The Chaplin film-concerts have taken Mr. Brock to Great Britain, France, Switzerland, Germany, Denmark, Sweden, Austria, Greece, Italy, Holland, New Zealand, Czech Republic, Spain, and the United States. In April of 2005 he conducted an open-air performance of The Circus in Ansan, marking the first live performance of a Chaplin film in Korea. Other silent-film score restorations
In January of 2001, on a commission from the New Zealand Film Festival,
in cooperation with Boosey and Hawkes, London, Timothy Brock restored
the 1929 manuscript of Dmitri Shostakovich’s only silent film
work New Babylon.
He gave that restored score’s live cinematic premiere the
following July in Auckland and Wellington, New Zealand.
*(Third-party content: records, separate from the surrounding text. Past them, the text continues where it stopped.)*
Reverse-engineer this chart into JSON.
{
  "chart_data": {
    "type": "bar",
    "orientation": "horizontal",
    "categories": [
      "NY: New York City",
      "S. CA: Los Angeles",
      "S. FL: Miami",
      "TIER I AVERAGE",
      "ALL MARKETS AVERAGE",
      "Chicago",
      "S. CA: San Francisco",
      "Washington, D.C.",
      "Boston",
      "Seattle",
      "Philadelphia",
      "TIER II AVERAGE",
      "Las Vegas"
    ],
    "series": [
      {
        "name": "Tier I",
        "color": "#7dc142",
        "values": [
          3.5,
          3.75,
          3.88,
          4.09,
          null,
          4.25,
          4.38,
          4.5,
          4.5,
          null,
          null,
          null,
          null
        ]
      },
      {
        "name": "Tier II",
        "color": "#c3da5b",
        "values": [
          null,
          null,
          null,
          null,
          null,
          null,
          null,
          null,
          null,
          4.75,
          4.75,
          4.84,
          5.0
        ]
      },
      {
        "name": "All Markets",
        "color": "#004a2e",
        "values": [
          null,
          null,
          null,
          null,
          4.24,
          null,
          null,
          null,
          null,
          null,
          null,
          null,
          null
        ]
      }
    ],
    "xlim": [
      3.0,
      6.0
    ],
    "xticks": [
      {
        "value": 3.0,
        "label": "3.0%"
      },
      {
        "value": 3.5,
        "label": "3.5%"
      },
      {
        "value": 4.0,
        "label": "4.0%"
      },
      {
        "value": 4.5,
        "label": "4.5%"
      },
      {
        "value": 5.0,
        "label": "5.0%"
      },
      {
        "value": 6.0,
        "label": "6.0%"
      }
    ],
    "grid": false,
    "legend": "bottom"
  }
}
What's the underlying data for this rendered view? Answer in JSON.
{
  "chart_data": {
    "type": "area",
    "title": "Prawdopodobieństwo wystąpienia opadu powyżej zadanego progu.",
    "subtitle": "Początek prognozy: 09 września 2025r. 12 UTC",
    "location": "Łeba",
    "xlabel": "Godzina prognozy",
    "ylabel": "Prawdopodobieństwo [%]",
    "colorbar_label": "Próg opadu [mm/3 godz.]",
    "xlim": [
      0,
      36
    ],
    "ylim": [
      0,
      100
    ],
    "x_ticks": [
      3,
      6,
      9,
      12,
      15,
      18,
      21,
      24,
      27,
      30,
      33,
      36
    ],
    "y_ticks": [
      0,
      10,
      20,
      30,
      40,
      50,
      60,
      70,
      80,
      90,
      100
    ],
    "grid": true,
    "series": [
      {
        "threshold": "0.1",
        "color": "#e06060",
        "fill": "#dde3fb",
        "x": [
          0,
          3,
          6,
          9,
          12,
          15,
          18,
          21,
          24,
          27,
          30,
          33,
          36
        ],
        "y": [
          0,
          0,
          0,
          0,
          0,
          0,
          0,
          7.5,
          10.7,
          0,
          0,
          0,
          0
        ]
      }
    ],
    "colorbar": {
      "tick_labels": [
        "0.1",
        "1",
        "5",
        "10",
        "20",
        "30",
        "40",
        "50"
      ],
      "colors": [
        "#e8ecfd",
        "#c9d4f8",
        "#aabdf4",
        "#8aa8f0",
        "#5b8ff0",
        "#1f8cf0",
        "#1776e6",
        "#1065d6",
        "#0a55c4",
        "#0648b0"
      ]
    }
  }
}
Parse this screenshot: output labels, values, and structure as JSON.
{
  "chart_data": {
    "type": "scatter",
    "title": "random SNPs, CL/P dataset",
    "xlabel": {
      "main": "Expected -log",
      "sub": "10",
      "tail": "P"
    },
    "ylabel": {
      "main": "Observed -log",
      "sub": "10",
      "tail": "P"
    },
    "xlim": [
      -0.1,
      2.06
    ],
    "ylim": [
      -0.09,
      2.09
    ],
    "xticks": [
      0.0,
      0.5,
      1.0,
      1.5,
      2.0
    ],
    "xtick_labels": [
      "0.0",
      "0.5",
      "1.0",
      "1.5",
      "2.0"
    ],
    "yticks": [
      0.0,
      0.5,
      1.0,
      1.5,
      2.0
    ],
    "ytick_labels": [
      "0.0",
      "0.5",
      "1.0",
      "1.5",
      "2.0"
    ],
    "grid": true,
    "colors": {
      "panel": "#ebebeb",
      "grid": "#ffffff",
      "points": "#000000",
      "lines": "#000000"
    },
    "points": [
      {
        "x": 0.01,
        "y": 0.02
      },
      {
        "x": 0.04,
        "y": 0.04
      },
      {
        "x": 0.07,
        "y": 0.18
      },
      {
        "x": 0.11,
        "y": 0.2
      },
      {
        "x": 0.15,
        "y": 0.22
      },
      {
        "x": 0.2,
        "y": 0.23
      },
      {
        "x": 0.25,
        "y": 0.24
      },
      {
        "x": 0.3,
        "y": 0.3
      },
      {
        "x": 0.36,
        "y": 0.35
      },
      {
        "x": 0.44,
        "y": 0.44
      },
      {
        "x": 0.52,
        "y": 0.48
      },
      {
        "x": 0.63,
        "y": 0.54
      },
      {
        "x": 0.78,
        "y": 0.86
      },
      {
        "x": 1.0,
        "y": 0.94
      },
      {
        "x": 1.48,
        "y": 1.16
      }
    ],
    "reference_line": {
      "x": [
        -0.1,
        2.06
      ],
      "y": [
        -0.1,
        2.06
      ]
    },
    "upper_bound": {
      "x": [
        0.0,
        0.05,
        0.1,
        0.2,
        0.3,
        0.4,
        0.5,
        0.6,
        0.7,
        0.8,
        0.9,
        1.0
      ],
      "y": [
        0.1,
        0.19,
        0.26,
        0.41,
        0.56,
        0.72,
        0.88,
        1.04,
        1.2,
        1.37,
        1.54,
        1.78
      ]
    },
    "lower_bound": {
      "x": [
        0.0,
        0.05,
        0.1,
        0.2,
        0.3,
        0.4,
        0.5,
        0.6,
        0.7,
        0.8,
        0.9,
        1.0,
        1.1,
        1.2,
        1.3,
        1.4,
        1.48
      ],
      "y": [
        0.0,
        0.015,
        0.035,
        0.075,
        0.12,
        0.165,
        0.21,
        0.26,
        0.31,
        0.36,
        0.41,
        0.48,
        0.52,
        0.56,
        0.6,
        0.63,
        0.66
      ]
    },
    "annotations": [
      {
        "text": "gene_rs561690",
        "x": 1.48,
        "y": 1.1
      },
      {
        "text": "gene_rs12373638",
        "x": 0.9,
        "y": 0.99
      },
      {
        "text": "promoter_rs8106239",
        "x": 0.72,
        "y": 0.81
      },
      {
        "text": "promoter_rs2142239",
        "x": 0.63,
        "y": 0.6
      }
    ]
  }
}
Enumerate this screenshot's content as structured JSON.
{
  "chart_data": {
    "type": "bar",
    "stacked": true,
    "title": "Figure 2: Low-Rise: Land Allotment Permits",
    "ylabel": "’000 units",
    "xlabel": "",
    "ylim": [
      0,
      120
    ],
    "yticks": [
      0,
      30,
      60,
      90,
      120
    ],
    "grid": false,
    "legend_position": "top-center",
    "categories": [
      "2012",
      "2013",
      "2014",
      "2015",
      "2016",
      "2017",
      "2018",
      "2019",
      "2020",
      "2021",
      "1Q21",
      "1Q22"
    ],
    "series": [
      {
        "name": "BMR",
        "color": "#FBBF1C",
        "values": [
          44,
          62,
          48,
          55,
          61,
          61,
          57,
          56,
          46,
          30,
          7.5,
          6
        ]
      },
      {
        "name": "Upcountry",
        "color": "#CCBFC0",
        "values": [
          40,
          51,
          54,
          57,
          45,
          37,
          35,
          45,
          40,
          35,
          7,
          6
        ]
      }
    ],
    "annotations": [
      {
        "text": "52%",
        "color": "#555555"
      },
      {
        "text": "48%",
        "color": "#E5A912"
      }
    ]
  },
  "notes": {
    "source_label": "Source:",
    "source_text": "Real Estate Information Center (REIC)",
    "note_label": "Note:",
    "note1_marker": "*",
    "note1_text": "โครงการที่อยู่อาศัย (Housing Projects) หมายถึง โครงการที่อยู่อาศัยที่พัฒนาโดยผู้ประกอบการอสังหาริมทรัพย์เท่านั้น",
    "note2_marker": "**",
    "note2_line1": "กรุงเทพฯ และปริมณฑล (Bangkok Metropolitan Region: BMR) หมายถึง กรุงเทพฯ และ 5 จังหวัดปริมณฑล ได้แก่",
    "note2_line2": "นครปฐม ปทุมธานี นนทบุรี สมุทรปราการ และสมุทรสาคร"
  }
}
Subsequently he
has conducted this work in multiple performances throughout Europe, and
most recently at the Cité de la Musique in Paris.Brock conducted from the original manuscript, by Ildebrand Pizzetti and Manilo Mazza, the entire three-and-a-half-hour score to the 1913 epic Cabiria during the Cultural Olympics festival at the site of the 2006 Winter Olympics in Torino, Italy. In co-operation with the National Film Museum in Torino, he is now in the midst of restoring the original manuscript for publication in 2010. Working from the available materials from the US Library of Congress, Brock restored in 1995 the Hugo Riesenfeld’s original compilation score to the Cecil B. DeMille’s 1915 color-tinted production of Carmen, starring Metropolitan Opera star Geraldine Farrar. For new restoration projects see: Latest News
Conducting engagements Recent appearances have included the Royal Festival Hall, the Vienna Konzerthaus, the Accademia St. Cecilia in Rome, the Rotterdam Philharmonic, New York’s Lincoln Center, London’s Barbican Center, the Tonhalle in Zurich, the KKL in Luzern, Teatro Massimo in Palermo, andthe Auditorio de Barcelona and the Cité de la Musique in Paris. In March, 2009, Brock will make his debut with the Chicago Symphony Orchestra in a performance of Modern Times marking its premiere at Symphony Hall.